La realtà è tutta diversa, e i fondi sovrani ne sono il monumento. Più che una più equa redistribuzione delle risorse, i prezzi altissimi del petrolio configurano una liquidità eccessiva, che i paesi del petrolio non sanno come maneggiare. Avviato nel 1973, il fenomeno non si è riassorbito col tempo, man mano che i paesi del petrolio si modernizzavano e investivano, ma al contrario è cresciuto. Il premio alla deperibilità e lo schema sviluppo\sottosviluppo non reggono più: le eccedenze finanziare sono state indirizzate in misura irrisoria all’energia. La sostituibilità non è più un argomento, dacché nessuno sviluppo alternativo serio è stato individuato tra le fonti di energia. Sono due crisi completamente diverse, quella degli anni Settanta e la odierna, in due mondi totalmente diversi. Svanito è il rilancio degli investimenti, nello stesso petrolio e in altre fonti di energia, che allora imperava, nel mondo di Reagan e Bush. Non si può più parlare di un’economia dell’energia, se non nel senso che impera chi fa il prezzo, e il mondo si adegua.
I fondamentali odierni del mercato del petrolio - o dell’energia che è la stessa cosa - sono radicalmente diversi rispetto a trent’anni fa, e tutti negativi. Influenzano negativamente forse più della crisi dei mutui in America il moto ondivago della domanda mondiale complessiva, e dell’economia internazionale. Per effetto dell’inflazione e, più, della deflazione. Là dove l’energia costituisce un onere che alcune economie non si possono pagare, quelle dei paesi poveri, e fra i paesi ricchi quelle con più lacci, come l’italiana. Per la promozione di investimenti che mai saranno competitivi, se non a prezzo d’affezione. Come oggi tutte le fonti di energia nuove o alternative, eolica, fotovoltaica, solare, il ciclo dei rifiuti. Per gli sconquassi provocati nei consumi primari, dacché le granaglie, con reazione scomposta come nelle economie di guerra, sono state indirizzate alla produzione di benzina.

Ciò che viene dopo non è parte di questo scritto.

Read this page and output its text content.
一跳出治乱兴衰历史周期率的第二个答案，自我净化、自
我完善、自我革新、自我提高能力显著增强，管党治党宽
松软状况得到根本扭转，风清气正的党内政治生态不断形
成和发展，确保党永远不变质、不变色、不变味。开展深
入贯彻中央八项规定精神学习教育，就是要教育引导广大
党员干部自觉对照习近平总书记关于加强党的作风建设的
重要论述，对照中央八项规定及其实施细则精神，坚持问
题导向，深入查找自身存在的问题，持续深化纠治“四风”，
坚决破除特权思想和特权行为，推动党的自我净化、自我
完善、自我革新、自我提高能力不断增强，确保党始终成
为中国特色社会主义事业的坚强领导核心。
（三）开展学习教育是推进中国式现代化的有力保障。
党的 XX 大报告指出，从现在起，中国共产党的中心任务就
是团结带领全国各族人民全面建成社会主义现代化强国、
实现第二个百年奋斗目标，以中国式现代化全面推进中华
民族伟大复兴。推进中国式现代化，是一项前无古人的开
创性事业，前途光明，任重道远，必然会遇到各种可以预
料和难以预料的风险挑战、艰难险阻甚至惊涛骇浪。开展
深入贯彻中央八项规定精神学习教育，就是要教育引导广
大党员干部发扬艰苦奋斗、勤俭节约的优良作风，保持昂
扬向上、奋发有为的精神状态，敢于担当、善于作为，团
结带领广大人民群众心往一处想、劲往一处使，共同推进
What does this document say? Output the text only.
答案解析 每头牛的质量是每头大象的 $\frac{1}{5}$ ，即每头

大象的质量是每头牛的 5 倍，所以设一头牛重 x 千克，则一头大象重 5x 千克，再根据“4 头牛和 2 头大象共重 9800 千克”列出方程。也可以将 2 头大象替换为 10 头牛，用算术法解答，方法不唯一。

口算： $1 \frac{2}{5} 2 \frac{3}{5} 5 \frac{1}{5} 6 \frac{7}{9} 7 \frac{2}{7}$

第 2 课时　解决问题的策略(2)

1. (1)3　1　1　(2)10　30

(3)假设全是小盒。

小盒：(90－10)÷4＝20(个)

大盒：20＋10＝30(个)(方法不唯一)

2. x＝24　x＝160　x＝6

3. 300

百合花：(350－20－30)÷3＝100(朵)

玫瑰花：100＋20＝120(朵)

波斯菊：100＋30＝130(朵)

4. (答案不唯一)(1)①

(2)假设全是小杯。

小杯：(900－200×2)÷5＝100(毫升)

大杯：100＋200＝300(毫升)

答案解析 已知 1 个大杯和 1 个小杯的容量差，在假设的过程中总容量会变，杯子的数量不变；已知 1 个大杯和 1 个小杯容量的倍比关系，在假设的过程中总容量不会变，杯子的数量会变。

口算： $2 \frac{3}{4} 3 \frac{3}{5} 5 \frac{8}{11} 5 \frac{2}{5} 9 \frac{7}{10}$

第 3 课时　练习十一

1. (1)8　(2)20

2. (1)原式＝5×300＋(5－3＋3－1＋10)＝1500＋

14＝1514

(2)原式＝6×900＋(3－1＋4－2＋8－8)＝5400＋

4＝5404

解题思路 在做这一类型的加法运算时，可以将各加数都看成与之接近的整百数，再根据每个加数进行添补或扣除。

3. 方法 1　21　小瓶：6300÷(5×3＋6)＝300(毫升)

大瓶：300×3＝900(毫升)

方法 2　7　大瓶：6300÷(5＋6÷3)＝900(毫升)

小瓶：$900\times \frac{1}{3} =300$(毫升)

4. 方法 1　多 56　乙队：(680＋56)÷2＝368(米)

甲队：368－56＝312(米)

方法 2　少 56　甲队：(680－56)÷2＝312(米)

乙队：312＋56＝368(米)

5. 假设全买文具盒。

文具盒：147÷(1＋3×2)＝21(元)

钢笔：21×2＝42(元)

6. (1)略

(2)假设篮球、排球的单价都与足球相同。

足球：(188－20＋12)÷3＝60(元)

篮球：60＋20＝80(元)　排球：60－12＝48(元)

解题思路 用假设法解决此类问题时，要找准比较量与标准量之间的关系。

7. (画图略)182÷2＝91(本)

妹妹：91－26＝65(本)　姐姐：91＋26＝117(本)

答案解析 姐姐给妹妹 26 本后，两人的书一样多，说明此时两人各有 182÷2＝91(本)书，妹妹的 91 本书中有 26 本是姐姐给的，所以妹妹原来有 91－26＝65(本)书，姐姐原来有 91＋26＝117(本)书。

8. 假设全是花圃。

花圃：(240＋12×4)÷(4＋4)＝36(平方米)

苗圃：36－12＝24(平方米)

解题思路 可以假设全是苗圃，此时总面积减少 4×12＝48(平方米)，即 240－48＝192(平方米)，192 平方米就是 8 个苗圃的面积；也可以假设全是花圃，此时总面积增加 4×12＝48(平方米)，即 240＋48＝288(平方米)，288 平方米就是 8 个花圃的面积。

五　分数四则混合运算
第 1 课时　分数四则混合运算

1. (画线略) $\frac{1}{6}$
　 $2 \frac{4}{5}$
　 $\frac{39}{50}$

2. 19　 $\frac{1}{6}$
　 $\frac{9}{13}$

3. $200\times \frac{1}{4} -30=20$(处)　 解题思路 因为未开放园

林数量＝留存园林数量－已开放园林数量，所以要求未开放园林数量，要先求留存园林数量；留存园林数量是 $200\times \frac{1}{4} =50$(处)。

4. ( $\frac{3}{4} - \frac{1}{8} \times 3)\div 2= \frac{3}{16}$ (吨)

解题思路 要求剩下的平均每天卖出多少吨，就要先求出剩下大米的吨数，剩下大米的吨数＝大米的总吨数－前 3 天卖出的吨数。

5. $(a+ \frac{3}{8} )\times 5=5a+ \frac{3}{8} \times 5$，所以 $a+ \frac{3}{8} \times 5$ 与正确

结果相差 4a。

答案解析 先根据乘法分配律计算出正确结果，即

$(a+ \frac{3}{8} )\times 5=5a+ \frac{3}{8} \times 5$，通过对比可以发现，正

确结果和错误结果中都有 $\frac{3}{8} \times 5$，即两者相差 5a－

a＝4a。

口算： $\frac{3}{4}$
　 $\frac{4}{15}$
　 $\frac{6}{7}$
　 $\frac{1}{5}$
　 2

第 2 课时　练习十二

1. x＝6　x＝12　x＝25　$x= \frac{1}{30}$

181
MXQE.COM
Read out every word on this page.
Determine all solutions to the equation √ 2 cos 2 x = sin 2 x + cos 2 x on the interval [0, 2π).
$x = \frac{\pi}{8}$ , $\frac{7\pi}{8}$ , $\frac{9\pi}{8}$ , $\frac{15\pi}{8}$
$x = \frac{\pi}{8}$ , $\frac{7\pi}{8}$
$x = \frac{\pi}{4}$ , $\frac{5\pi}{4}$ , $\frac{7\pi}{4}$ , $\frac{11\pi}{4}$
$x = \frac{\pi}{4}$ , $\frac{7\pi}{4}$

Gli effetti sono deleteri sugli stessi paesi produttori di petrolio. Essi pagano molto più caro tutto, e non si rifanno, non possono rifarsi, con i piazzamenti finanziari. I fondi sovrani sono necessari, ma ripagano solo in parte lo sconquasso da cui si alimentano. L’argomento del circolo vizioso, impostato già nella prima crisi, nel 1973, sembrò capzioso. Oggi non più, il problema principale dei fondi sovrani è investire in sicurezza.